Sementara itu Tina tersenyum. Memandang cowok yang memakai baju putih abu-abu di dekatnya. Tanpa mengucapkan sepatah kata pun. Hanya tersenyum kemudian duduk di samping Valen, di bawah rumah pohon.

“Maaf ya, Val, gue kemarin nggak jadi datang,” ucap Tina kemudian.

“Hemm … gue  mau minta maaf karena beberapa hari ini seakan nggak mengenal lo.”

“Nggak apa-apa kok, gue tahu kenapa lo begitu,” sambung Tina.

Pembicaraan mereka berlanjut hingga menghasilkan perjanjian selanjutnya. Hanya pertemuan biasa yang tak akan memiliki efek apapun pada hubungan mereka. Mungkin hanya akan menjadi teman. Tapi jantung Tina berpacu cepat saat tak sengaja tatapan mereka beradu. Valen memandang Tina dengan cara yang tak bisa diterjemahkan. Bunyi bel sontak mengagetkan mereka yang masih asik berbicara.

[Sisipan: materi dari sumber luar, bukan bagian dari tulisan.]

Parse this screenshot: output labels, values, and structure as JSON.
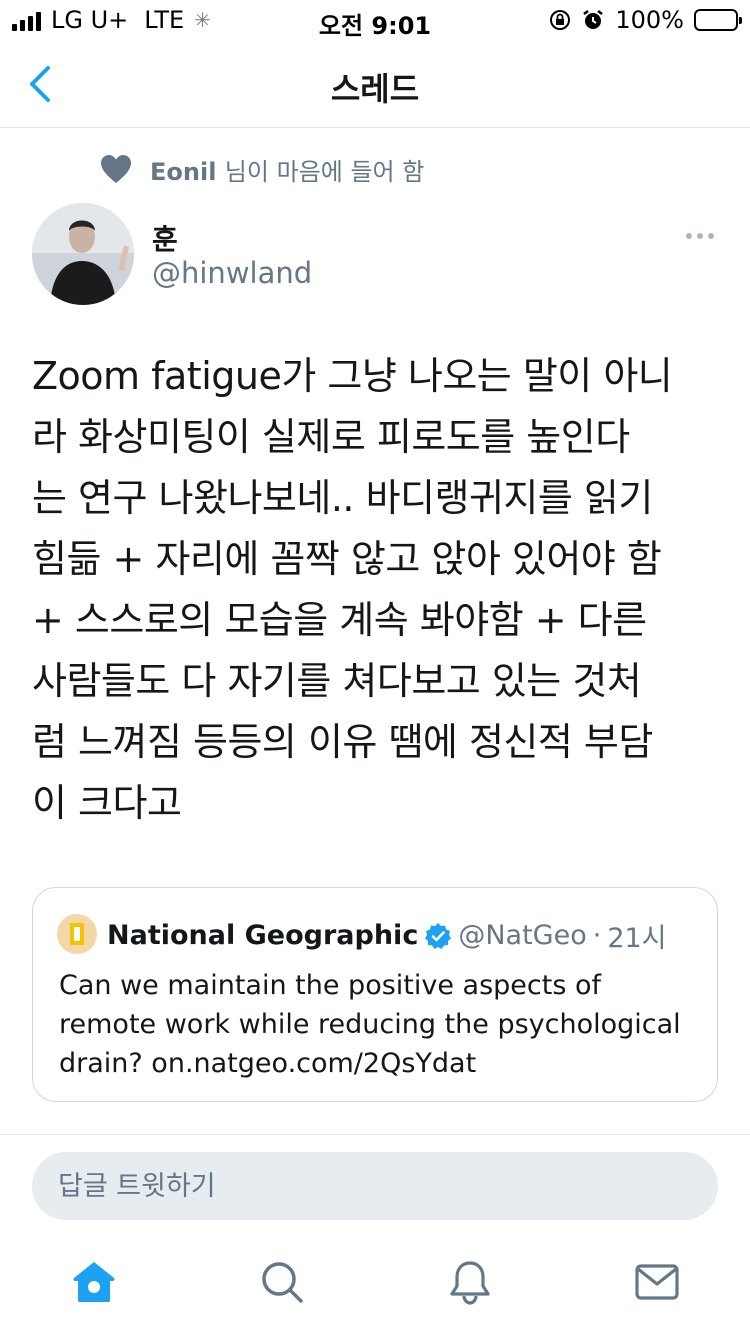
{
  "status_bar": {
    "carrier": "LG U+",
    "network": "LTE",
    "time": "오전 9:01",
    "battery": "100%"
  },
  "nav": {
    "title": "스레드"
  },
  "social_context": {
    "user": "Eonil",
    "text": "님이 마음에 들어 함",
    "icon": "heart-icon"
  },
  "author": {
    "name": "훈",
    "handle": "@hinwland"
  },
  "tweet": {
    "text": "Zoom fatigue가 그냥 나오는 말이 아니\n라 화상미팅이 실제로 피로도를 높인다\n는 연구 나왔나보네.. 바디랭귀지를 읽기\n힘듦 + 자리에 꼼짝 않고 앉아 있어야 함\n+ 스스로의 모습을 계속 봐야함 + 다른\n사람들도 다 자기를 쳐다보고 있는 것처\n럼 느껴짐 등등의 이유 땜에 정신적 부담\n이 크다고"
  },
  "quote": {
    "name": "National Geographic",
    "handle": "@NatGeo",
    "separator": "·",
    "time": "21시",
    "text": "Can we maintain the positive aspects of\nremote work while reducing the psychological\ndrain? on.natgeo.com/2QsYdat",
    "verified_color": "#1da1f2"
  },
  "reply": {
    "placeholder": "답글 트윗하기"
  },
  "tabs": [
    {
      "name": "home",
      "icon": "home-icon",
      "active": true
    },
    {
      "name": "search",
      "icon": "search-icon",
      "active": false
    },
    {
      "name": "notifications",
      "icon": "bell-icon",
      "active": false
    },
    {
      "name": "messages",
      "icon": "envelope-icon",
      "active": false
    }
  ],
  "colors": {
    "accent": "#1da1f2",
    "secondary_text": "#657786"
  }
}
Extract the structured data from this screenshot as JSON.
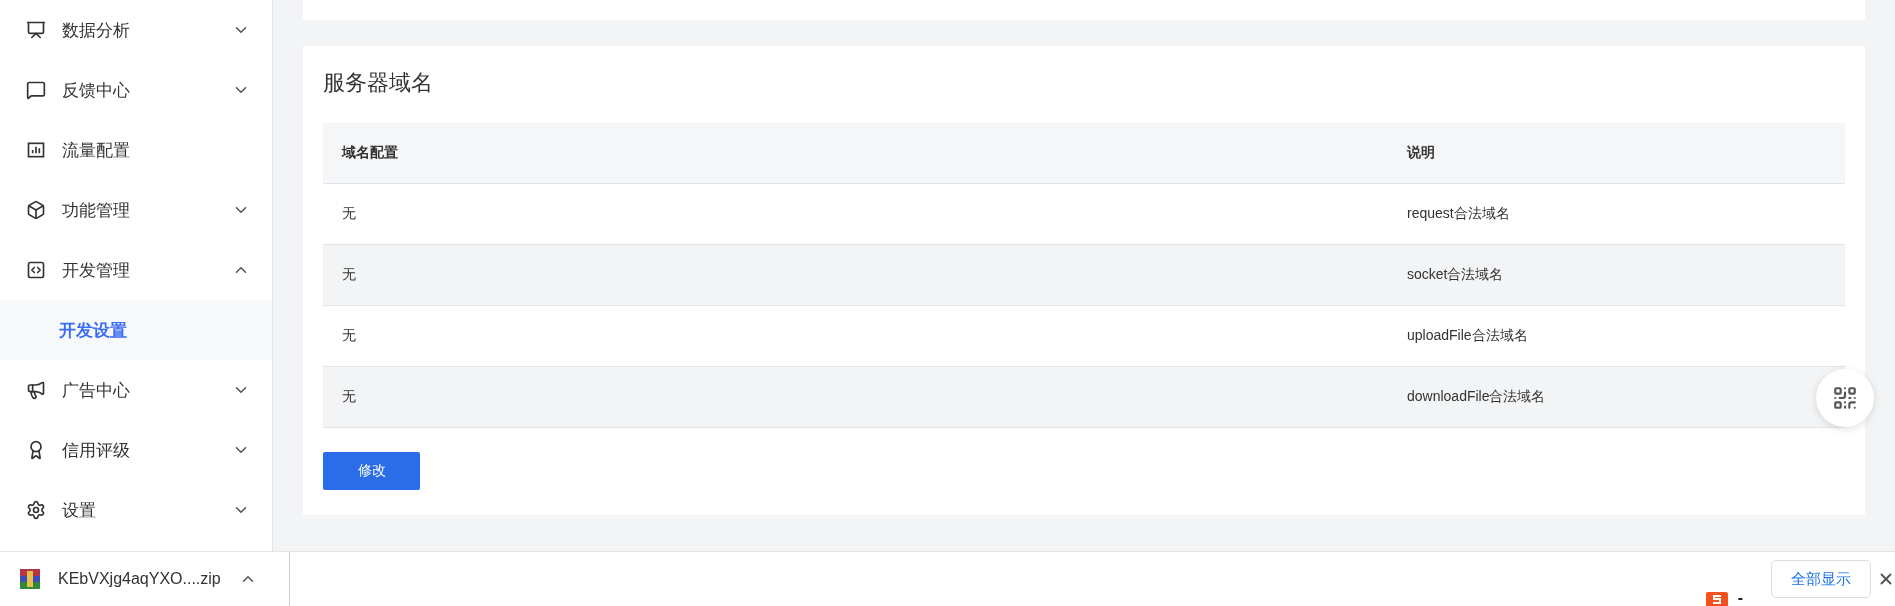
{
  "sidebar": {
    "items": [
      {
        "label": "数据分析",
        "kind": "group",
        "expanded": false,
        "selected": false
      },
      {
        "label": "反馈中心",
        "kind": "group",
        "expanded": false,
        "selected": false
      },
      {
        "label": "流量配置",
        "kind": "link",
        "selected": false
      },
      {
        "label": "功能管理",
        "kind": "group",
        "expanded": false,
        "selected": false
      },
      {
        "label": "开发管理",
        "kind": "group",
        "expanded": true,
        "selected": false,
        "children": [
          {
            "label": "开发设置",
            "selected": true
          }
        ]
      },
      {
        "label": "广告中心",
        "kind": "group",
        "expanded": false,
        "selected": false
      },
      {
        "label": "信用评级",
        "kind": "group",
        "expanded": false,
        "selected": false
      },
      {
        "label": "设置",
        "kind": "group",
        "expanded": false,
        "selected": false
      }
    ]
  },
  "section": {
    "title": "服务器域名",
    "table": {
      "columns": [
        "域名配置",
        "说明"
      ],
      "rows": [
        [
          "无",
          "request合法域名"
        ],
        [
          "无",
          "socket合法域名"
        ],
        [
          "无",
          "uploadFile合法域名"
        ],
        [
          "无",
          "downloadFile合法域名"
        ]
      ]
    },
    "button": "修改"
  },
  "download_bar": {
    "file": "KEbVXjg4aqYXO....zip",
    "show_all": "全部显示",
    "tray_text": "-"
  }
}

“Kita masih bisa bertemu, kan?” pinta Valen pada Tina yang sekarang bersiap-siap masuk ke kelasnya. tak ada jawaban, hanya anggukan yang diberikan. 

Tina juga tak ingin terlalu cepat mengakhiri pertemuan pertamanya. Meski pembicaraan mereka terdengar tidak penting tapi dia ingin sekali bertemu lagi. Setiap hari bertemu. Menghabiskan waktu bersama seseorang yang membuat jantungnya berdetak tak beraturan. Hingga menyisakan kenangan yang sulit hilang dalam ingatan. Begitu juga dengan Valen yang tak pernah ingin mengkhiri pertemuannya dengan Tina. Mungkin Tina tak secantik Mischa, tapi Tina


(*)
Terima kasih sudah membaca, bantu SUBSICRIBE, love dan komentar ya teman-teman.

Komentar

Login untuk melihat komentar!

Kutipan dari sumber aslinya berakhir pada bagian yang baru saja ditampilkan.